Eines Ihrer wichtigen Themen sind digitale Werkstattprozesse und die damit verbundenen Effizienzsteigerungen. Wie unterstützt der AGVS die Schweizer Garagisten in diesem Bereich?
Wir sehen hier zwei Hauptaufgaben: Einerseits versuchen wir die Garagisten für derlei Themen zu sensibilisieren, indem wir die Wirksamkeit von effizienzsteigernden Massnahmen mit Hilfe digitaler Möglichkeiten immer wieder auf allen Plattformen vorstellen. Und andererseits, indem wir selbst in Zusammenarbeit mit Hochschulen, Fachspezialisten und digital affinen Garagisten neue Ideen entwickeln und vorstellen. 

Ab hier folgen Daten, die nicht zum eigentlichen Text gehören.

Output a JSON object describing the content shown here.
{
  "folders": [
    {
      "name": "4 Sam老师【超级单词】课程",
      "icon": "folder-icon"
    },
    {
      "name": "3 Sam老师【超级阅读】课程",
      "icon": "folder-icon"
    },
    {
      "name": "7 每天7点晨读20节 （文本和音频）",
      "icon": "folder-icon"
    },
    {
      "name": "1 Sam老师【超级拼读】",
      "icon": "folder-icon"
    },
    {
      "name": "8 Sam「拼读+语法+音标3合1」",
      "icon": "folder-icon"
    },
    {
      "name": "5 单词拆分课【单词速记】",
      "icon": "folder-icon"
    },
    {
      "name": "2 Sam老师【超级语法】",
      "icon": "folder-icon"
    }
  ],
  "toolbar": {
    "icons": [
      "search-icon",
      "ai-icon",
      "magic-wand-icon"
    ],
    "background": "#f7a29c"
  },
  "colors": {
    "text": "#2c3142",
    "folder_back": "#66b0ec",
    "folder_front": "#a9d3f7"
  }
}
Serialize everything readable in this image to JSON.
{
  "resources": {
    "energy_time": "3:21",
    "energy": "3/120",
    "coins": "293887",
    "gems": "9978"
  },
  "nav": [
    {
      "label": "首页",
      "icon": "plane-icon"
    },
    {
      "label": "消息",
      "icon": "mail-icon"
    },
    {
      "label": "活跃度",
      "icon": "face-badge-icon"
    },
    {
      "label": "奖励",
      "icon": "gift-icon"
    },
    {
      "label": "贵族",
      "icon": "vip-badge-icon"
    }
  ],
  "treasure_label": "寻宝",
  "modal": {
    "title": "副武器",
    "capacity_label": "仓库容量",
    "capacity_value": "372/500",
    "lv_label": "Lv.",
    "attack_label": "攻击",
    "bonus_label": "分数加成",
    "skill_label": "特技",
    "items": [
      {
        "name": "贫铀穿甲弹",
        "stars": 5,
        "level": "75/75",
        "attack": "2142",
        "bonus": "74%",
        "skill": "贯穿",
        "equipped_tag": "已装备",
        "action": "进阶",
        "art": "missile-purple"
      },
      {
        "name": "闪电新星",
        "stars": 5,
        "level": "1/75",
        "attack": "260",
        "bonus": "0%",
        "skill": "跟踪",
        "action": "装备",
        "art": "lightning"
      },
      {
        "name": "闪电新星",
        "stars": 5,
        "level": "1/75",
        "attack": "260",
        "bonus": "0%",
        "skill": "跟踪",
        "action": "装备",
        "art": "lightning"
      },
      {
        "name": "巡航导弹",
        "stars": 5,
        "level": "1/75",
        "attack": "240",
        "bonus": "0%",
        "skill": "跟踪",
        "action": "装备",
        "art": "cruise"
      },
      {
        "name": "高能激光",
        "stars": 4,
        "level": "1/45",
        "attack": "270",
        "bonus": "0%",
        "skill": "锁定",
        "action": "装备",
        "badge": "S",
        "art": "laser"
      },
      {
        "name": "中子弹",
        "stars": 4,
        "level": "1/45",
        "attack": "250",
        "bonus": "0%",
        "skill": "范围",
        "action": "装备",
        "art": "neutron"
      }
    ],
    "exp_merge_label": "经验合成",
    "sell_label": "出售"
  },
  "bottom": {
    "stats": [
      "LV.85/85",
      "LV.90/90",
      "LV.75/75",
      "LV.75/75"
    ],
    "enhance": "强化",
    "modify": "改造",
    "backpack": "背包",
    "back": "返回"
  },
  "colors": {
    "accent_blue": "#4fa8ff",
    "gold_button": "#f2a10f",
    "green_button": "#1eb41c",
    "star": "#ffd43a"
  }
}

Der AGVS hat in mehreren Projekten mit der Universität ­St. Gallen zusammengearbeitet – neben digitalen Werkstattprozessen auch in einem Projekt namens Garagenvision 2025. Sind weitere solcher Projekte geplant?
Ja sicher. Wir stehen in regelmässigem Kontakt mit verschiedensten Hochschulen und Bildungsinstituten in der ganzen Schweiz. Dabei stehen Studien, Umfragen oder Projektarbeiten zu verschiedensten Mobilitätsthemen im Vordergrund. Aktuell sind wir zum Beispiel im Gespräch über eine Umfrage bezüglich des digitalen Reifegrades in der Garagenbranche.